Novas tendências: academia como ecossistema que une treino e bem-estar

- Impulsionadas pelo mercado de wellness, academias têm se transformado em ecossistemas que unem treino, nutrição e comunidade
- Modelo ainda é incipiente no Brasil, mas já faz parte de marcas como Bio Ritmo e Simple Gym
O setor do bem-estar tem avançado cada vez mais para outras áreas. Cuidados pessoais, beleza, nutrição e até o turismo já foram impactados por esse mercado que, em 2025, movimentou US$2 trilhões, segundo um relatório da McKinsey. E, claro, que as academias não iam ficar de fora: elas têm se tornado espaços que vão muito além da atividade física em si. Alguns analistas falam em terceiro espaço, uma espécie de híbrido entre lazer e treino. Outros descrevem esse novo modelo como um ecossistema. Na prática, esse ecossistema reúne treino físico, nutrição, comunidade e bem-estar em um único espaço. Ou seja, a academia deixa de vender apenas atividade física e passa a oferecer redes de convívio, terapias complementares e acompanhamento personalizado.
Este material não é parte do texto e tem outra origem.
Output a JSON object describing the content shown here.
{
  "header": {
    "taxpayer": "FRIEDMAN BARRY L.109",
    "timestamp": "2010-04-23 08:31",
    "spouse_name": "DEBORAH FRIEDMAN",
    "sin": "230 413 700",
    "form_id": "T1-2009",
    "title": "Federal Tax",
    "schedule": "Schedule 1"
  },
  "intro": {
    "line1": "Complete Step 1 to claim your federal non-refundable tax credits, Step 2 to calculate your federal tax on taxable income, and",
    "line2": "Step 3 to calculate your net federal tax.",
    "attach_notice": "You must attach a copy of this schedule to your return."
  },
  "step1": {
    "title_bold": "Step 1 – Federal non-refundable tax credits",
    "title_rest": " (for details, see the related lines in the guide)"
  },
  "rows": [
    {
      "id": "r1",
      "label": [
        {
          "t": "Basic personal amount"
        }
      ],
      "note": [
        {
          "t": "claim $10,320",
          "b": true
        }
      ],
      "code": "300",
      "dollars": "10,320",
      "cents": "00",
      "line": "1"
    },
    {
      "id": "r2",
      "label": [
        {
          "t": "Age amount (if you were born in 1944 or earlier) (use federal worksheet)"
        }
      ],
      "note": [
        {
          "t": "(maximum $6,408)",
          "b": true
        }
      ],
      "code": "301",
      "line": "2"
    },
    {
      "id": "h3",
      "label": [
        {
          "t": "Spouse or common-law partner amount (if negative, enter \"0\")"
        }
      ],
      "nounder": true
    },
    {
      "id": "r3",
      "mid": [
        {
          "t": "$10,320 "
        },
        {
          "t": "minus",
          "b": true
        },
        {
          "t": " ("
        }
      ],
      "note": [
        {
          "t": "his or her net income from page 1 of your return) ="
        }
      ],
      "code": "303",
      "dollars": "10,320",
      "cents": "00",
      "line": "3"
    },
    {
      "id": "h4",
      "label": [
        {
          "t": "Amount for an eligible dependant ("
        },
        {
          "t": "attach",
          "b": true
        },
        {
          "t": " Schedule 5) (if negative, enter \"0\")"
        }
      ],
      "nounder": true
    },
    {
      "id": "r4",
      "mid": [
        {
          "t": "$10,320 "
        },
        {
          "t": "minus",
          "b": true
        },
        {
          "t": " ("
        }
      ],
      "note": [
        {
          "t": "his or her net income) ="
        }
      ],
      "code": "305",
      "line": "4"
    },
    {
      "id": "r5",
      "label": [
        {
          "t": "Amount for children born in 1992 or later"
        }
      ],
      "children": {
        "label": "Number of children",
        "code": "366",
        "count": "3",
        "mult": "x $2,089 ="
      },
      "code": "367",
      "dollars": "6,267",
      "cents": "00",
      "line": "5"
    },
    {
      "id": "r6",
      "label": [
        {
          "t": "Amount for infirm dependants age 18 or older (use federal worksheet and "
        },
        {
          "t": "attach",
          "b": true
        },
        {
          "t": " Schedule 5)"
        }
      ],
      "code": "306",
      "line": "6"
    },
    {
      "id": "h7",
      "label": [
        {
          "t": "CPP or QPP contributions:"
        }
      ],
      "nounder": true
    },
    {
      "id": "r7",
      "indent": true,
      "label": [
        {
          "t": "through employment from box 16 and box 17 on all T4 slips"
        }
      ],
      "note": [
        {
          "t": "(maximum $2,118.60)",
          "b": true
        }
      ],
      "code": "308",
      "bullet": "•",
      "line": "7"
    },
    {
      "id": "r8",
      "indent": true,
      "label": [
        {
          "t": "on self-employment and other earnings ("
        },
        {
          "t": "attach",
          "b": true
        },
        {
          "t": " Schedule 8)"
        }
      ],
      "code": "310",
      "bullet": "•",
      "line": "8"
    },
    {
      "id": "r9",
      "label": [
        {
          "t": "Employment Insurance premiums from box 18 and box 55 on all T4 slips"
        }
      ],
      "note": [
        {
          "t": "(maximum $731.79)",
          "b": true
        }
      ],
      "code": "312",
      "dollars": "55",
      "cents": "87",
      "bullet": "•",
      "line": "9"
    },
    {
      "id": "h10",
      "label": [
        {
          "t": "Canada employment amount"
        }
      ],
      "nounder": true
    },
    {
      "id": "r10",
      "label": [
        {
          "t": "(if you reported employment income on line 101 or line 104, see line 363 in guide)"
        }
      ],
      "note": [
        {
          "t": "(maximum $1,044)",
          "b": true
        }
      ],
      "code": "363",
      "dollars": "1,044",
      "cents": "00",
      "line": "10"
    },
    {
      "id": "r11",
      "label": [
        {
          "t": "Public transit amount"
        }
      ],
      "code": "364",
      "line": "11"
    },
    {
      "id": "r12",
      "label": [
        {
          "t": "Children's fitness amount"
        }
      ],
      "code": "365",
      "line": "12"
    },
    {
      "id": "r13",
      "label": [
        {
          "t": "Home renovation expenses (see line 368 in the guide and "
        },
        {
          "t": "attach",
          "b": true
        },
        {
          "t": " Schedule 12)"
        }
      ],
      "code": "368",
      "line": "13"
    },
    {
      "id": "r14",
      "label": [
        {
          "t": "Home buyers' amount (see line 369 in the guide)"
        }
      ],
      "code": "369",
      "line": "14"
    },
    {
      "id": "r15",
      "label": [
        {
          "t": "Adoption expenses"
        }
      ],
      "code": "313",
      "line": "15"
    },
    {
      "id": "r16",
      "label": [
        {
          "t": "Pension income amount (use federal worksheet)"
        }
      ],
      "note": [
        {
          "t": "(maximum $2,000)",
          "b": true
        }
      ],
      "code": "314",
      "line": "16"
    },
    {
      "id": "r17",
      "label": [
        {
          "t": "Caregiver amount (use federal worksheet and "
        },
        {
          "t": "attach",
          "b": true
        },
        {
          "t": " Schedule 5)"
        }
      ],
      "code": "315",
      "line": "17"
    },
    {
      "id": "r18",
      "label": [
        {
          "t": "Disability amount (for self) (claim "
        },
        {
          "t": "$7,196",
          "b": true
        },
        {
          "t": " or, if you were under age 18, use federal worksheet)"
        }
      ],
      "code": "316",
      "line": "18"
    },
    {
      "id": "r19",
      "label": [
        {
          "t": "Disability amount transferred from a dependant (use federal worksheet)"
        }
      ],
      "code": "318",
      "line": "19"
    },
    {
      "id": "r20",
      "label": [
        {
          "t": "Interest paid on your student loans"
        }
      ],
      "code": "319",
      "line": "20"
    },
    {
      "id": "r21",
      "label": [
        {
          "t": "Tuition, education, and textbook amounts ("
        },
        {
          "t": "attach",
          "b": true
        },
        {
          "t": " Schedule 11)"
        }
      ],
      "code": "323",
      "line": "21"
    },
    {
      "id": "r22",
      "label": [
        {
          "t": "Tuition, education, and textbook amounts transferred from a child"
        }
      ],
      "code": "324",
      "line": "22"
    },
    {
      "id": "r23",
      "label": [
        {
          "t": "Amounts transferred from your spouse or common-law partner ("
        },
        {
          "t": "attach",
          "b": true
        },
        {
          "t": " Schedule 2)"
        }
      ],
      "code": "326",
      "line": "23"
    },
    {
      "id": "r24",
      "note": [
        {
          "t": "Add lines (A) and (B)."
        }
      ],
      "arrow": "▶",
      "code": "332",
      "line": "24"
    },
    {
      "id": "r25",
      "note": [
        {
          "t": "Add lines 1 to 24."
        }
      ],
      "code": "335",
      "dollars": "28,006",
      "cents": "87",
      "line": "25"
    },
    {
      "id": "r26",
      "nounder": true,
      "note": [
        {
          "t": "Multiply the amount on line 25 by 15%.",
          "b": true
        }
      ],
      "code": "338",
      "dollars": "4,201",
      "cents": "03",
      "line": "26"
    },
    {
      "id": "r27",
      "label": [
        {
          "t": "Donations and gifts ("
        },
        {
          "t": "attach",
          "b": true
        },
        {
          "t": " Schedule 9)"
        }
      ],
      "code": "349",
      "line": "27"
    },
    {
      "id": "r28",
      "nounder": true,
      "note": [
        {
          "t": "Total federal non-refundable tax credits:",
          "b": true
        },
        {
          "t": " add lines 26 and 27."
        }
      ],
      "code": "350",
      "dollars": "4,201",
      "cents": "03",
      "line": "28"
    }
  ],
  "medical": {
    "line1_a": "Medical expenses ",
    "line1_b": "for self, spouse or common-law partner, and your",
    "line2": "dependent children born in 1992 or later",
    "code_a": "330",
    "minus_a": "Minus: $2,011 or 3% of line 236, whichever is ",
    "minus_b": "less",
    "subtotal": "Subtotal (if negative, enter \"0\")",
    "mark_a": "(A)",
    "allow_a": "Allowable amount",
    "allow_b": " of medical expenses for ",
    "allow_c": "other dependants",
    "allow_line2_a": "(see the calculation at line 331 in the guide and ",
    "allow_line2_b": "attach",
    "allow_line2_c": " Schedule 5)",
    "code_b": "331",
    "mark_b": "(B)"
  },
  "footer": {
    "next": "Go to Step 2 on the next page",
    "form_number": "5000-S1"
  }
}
O que é o modelo de “terceiro espaço” na academia?
A ideia de terceiro espaço surge a partir do reconhecimento de que o exercício físico tem assumido uma função social. Isto é, muitas pessoas estão começando a criar comunidades em torno de atividades físicas. A corrida é um dos casos mais ilustrativos desse movimento. De acordo com a 4ª edição do Panorama Setorial Fitness Brasil, divulgada ano passado, centros de atividade física se tornaram “espaços de convivência, pertencimento e bem-estar, atuando como locais de encontro, apoio e construção de redes”.
Esse é o conceito por trás, por exemplo, dos wellness clubs, uma moda que ainda é incipiente no Brasil, mas já tem muitos adeptos lá fora. São centros de bem-estar, uma mistura de spa, academia e centro de meditação e ioga, que une atividades físicas e de mindfulness com networking.



Ecossistema nas academias brasileiras
A ideia de terceiro espaço não está muito distante da de ecossistema. Na verdade, uma engloba a outra. Pensando na academia como esse ponto de encontro, muitas redes têm procurado ampliar seu leque de serviços. Uma das pioneiras no Brasil foi a Bio Ritmo, a academia de luxo do grupo Smart Fit. O plano mais completo da rede inclui personal trainer três vezes por semana, avaliação trimensal com nutricionista e até um teste de DNA. Em entrevista ao portal Terra, Vinícius Santana, gerente do grupo Smart Fit no Brasil, explicou que o objetivo é oferecer aos alunos “uma rotina de saúde mais sustentável”: “cuidamos da pessoa de forma integral, unindo treino, comunidade e bem-estar mental”, disse ele.
O próprio grupo Smart Fit também tem apostado nessa lógica de forma mais abrangente, além de seu núcleo mais premium. Hoje, ele detém, além das academias espalhadas pelo Brasil, estúdios especializados voltados para hot ioga, pilates, treinos funcionais e aulas de musculação coletivas. Os adeptos ao Total Pass têm acesso a todos esses serviços e não à toa é a categoria com melhor desempenho no grupo.
Outra academia que tem caminhado no mesmo modelo no Rio de Janeiro é a Simple Gym. Em maio, o grupo lançou o The Simple Run Club que conta com um espaço físico na Lagoa Rodrigo de Freitas, com sauna, banheira de gelo e área de convivência para os membros. Cada aluno recebe planilhas personalizadas e pode participar de treinos presenciais. As academias do grupo contam também com uma estética mais clean diferente do que encontramos em academias mais tradicionais.
Ainda que este modelo seja incipiente no Brasil, é inegável que a atividade física tem ocupado desde a pandemia um espaço cada vez maior na vida das pessoas e se misturado ao lazer. A transformação das academias parece um próximo passo natural e cada vez mais perto de ser replicado por aí.